Genome editing is a powerful technology. Its disproportionate development by a few researchers, regions of the world or in a gender-biased manner will limit its full potential. Furthermore, its disproportionate application to select genes, diseases and organisms could limit its capacity as an aid for deepening our understanding of basic biological processes across various organisms, engineering new biological systems for food or industrial purposes and eventually finding cures to several diseases.
Materials and Methods
Data retrieval
To download abstracts of publications on genome editing, the PubMed literature database was queried on May 21st 2018 using the ‘easyPubMed’ package in R. Briefly, the PubMed database was queried using 4 search queries independently, two for CRISPR/Cas based genome editing and two for TALENs based genome editing. To obtain genome editing publications involving CRISPR/Cas systems in 2017 the in the search term used was “CRISPR genome editing AND (2017[PDAT])” while to download genome editing publications involving CRISPR/Cas systems in 2018, the search term used was “CRISPR genome editing AND (2018[PDAT])”. Abstracts on TALENs based genome editing were downloaded using the search terms “TALENs genome editing AND (2017[PDAT])” for publications in 2017 and “TALENs genome editing AND (2018[PDAT])” for publications in 2018. Because CRISPR research does not always involve genome editing, these numbers capture only the subset of papers where the abstracts explicitly mention genome editing. Abstracts were downloaded in XML format to allow further retrieval of metadata such as author names, institutional affiliations, addresses and countries.

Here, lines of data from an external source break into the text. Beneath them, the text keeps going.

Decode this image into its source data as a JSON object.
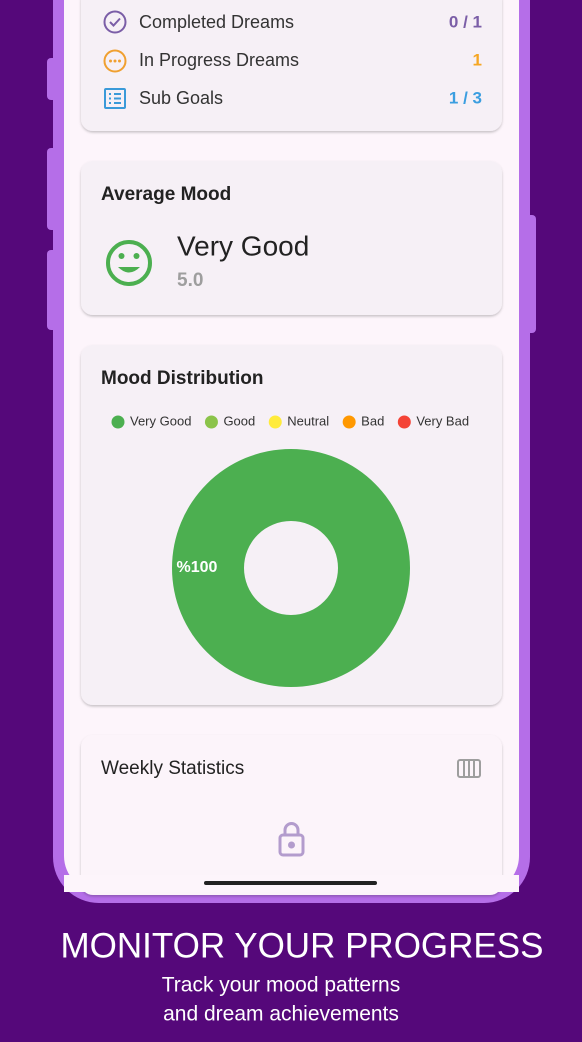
{
  "stats": {
    "rows": [
      {
        "label": "Completed Dreams",
        "value": "0 / 1"
      },
      {
        "label": "In Progress Dreams",
        "value": "1"
      },
      {
        "label": "Sub Goals",
        "value": "1 / 3"
      }
    ]
  },
  "average_mood": {
    "title": "Average Mood",
    "mood": "Very Good",
    "score": "5.0"
  },
  "mood_distribution": {
    "type": "pie",
    "title": "Mood Distribution",
    "categories": [
      "Very Good",
      "Good",
      "Neutral",
      "Bad",
      "Very Bad"
    ],
    "colors": [
      "#4caf50",
      "#8bc34a",
      "#ffeb3b",
      "#ff9800",
      "#f44336"
    ],
    "values": [
      100,
      0,
      0,
      0,
      0
    ],
    "value_labels": [
      "%100",
      null,
      null,
      null,
      null
    ]
  },
  "weekly": {
    "title": "Weekly Statistics"
  },
  "footer": {
    "title": "MONITOR YOUR PROGRESS",
    "lines": [
      "Track your mood patterns",
      "and dream achievements"
    ]
  }
}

Analysis of author names, gender and institutional affiliations
Author names, journals and institutional addresses were directly extracted from the downloaded XML abstracts using the R package ‘easyPubMed’. Authors were assigned a gender using data from the US Social Security Administration baby names as implemented in the R package ‘gender’. Institutional addresses were further processed to identify country names using the R package ‘map’.
Named entity recognition to identify diseases, gene names and species
Extraction of named biomedical entities such as genes, diseases and species referred to in the downloaded abstracts was performed using the R package ‘pubmed.mine.R’ [41].